O resultado da luta foi positivo, o acordo das cotas foi renovado. Conseguimos que as cotas se mantivessem até 2036. Estamos lutando para que seja até 2066. É uma luta, a gente vive em luta.
5- Existe muita polêmica em relação às cotas. Como você analisa os argumentos contra as cotas? Eles te incomodam?
Quem é contra as cotas, utilizam muito o argumento da questão do mérito – o indivíduo tem de merecer. Esse argumento NÃO leva em conta a realidade social, a questão histórica, os débitos que a sociedade tem para com a comunidade negra. Meritocracia NÃO LEVA EM CONTA AS DIFERENÇAS.
6- Você trabalha em uma faculdade, como é as relações sociais inter-raciais neste grupo social?
Existe sim muito racismo na faculdade. Mas também existem muitas pessoas que lutam contra o racismo. É importante ocuparmos esse espaço, mesmo tendo dificuldades.
7- Qual o significado da Campanha da Fraternidade para você?
A Campanha da Fraternidade traz à tona a esperança de OUTRO MUNDO POSSÍVEL. Nos provoca a pensar em uma sociedade onde todos tenham direito.
A Educação precisa ser inclusiva, precisa falar de assuntos diversos como LGBT, mulher, genocídio da juventude negra. Muitos negros não tiveram chance de sonhar – ou morreram ou foram “abocanhados” pelo tráfico. Estamos em uma sociedade capitalista que derruba e “tritura” – o capitalismo é selvagem – disfarça, mas é selvagem. A campanha da Fraternidade nos leva a refletir sobre outras possibilidades, nos oferece outra visão.
8- Explica pra mim esse conceito de MINORIA – os negros não são em maior número na sociedade, como assim minoria?
A questão da minoria – é um conceito sociológico – MINORIA DE ACESSO A DIREITOS, não minoria em número de pessoas.
9- Já tentou a carreira política?
Fui convidada várias vezes e por diversos partidos, não quis – GOSTO DE SER LIVRE – GOSTO DE FAZER A CRÍTICA. Acredito que se for candidata ficarei “presa” ao partido, não poderei falar o que penso.
10- Como é a questão das mulheres nos partidos, na política em geral?
Ainda existe muito machismo. Durante muito tempo, o papel das mulheres nos partidos políticos foi de fazer comida, organizar a festa, limpar.

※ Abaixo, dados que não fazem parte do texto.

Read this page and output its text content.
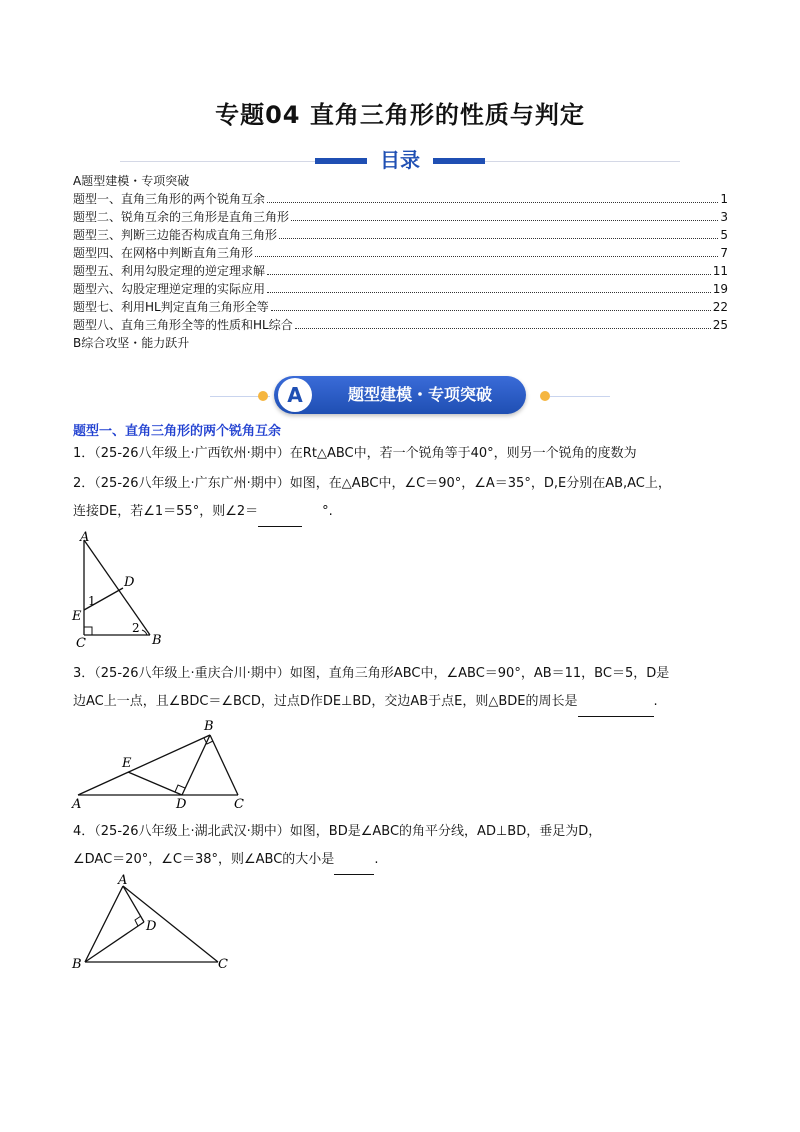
专题04 直角三角形的性质与判定
目录
A题型建模・专项突破
题型一、直角三角形的两个锐角互余	1
题型二、锐角互余的三角形是直角三角形	3
题型三、判断三边能否构成直角三角形	5
题型四、在网格中判断直角三角形	7
题型五、利用勾股定理的逆定理求解	11
题型六、勾股定理逆定理的实际应用	19
题型七、利用HL判定直角三角形全等	22
题型八、直角三角形全等的性质和HL综合	25
B综合攻坚・能力跃升
A	题型建模・专项突破
题型一、直角三角形的两个锐角互余
1．（25-26八年级上·广西钦州·期中）在Rt△ABC中，若一个锐角等于40°，则另一个锐角的度数为
2．（25-26八年级上·广东广州·期中）如图，在△ABC中，∠C＝90°，∠A＝35°，D,E分别在AB,AC上，
连接DE，若∠1＝55°，则∠2＝	°.
A
B
C
D
E
1
2
3．（25-26八年级上·重庆合川·期中）如图，直角三角形ABC中，∠ABC＝90°，AB＝11，BC＝5，D是
边AC上一点，且∠BDC＝∠BCD，过点D作DE⊥BD，交边AB于点E，则△BDE的周长是	.
A
B
C
D
E
4．（25-26八年级上·湖北武汉·期中）如图，BD是∠ABC的角平分线，AD⊥BD，垂足为D，
∠DAC＝20°，∠C＝38°，则∠ABC的大小是	.
A
B	C
D
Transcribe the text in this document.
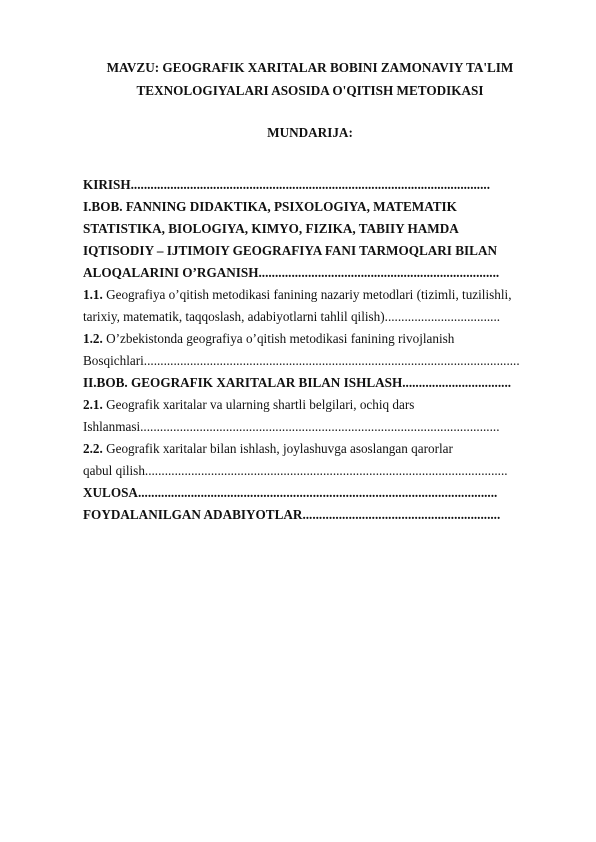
MAVZU: GEOGRAFIK XARITALAR BOBINI ZAMONAVIY TA'LIM
TEXNOLOGIYALARI ASOSIDA O'QITISH METODIKASI
MUNDARIJA:
KIRISH.............................................................................................................
I.BOB. FANNING DIDAKTIKA, PSIXOLOGIYA, MATEMATIK
STATISTIKA, BIOLOGIYA, KIMYO, FIZIKA, TABIIY HAMDA
IQTISODIY – IJTIMOIY GEOGRAFIYA FANI TARMOQLARI BILAN
ALOQALARINI O’RGANISH.........................................................................
1.1. Geografiya o’qitish metodikasi fanining nazariy metodlari (tizimli, tuzilishli,
tarixiy, matematik, taqqoslash, adabiyotlarni tahlil qilish)...................................
1.2. O’zbekistonda geografiya o’qitish metodikasi fanining rivojlanish
Bosqichlari..................................................................................................................
II.BOB. GEOGRAFIK XARITALAR BILAN ISHLASH.................................
2.1. Geografik xaritalar va ularning shartli belgilari, ochiq dars
Ishlanmasi.............................................................................................................
2.2. Geografik xaritalar bilan ishlash, joylashuvga asoslangan qarorlar
qabul qilish..............................................................................................................
XULOSA.............................................................................................................
FOYDALANILGAN ADABIYOTLAR............................................................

Recentemente fiz campanha para uma mulher negra para vereadora de Campinas pelo partido dos trabalhadores, mas não conseguimos convencer as pessoas a nos darem o seu voto. Ela não ganhou. E fizemos campanha na comunidade, na própria região onde moramos e militamos!
11- O machismo aumentou?
Não, ele não aumentou, ele escancarou, é como racismo, nunca foi cordial, era submissão obrigatória. O RACISMO É A ESTRUTURA DO PODER. Agora com o governo misógino, o próprio presidente autoriza o machismo – O MACHISMO SAIU DE DENTRO DO ARMÁRIO.
12- Pelo que está lutando agora?
Estou na luta por bebedouros públicos na cidade de Campinas – estamos cobrando do poder público – Fizemos escuta dos moradores de rua – descobrimos que eles queriam água. Que eles precisam da boa vontade dos donos de Postos de Gasolina para tomar água.
OUTRAS FRASES DE TIDA:
“NÃO HÁ TEMPO PARA APRENDER – TODA HORA É HORA”
“O conhecimento nunca é demais.”
“O mundo muda, entender a dinâmica do mundo nos faz sofrer muito, mas de forma consciente. E isso é libertador.”
“Ao aprendermos servimos de exemplo para a juventude.”
“Acho que a juventude está sem direção.”
“A educação está se tornando linha de produção.”
FIM OBSERVAÇÃO:
Entrevista realizada em 03/03/2022.
“Entrevistar Tida, foi a tarefa mais fácil que já fiz. Com ela os conteúdos, prática, história de vida e de luta, informações pertinentes a luta, fluem naturalmente. A verdade é que só lhe fiz uma.”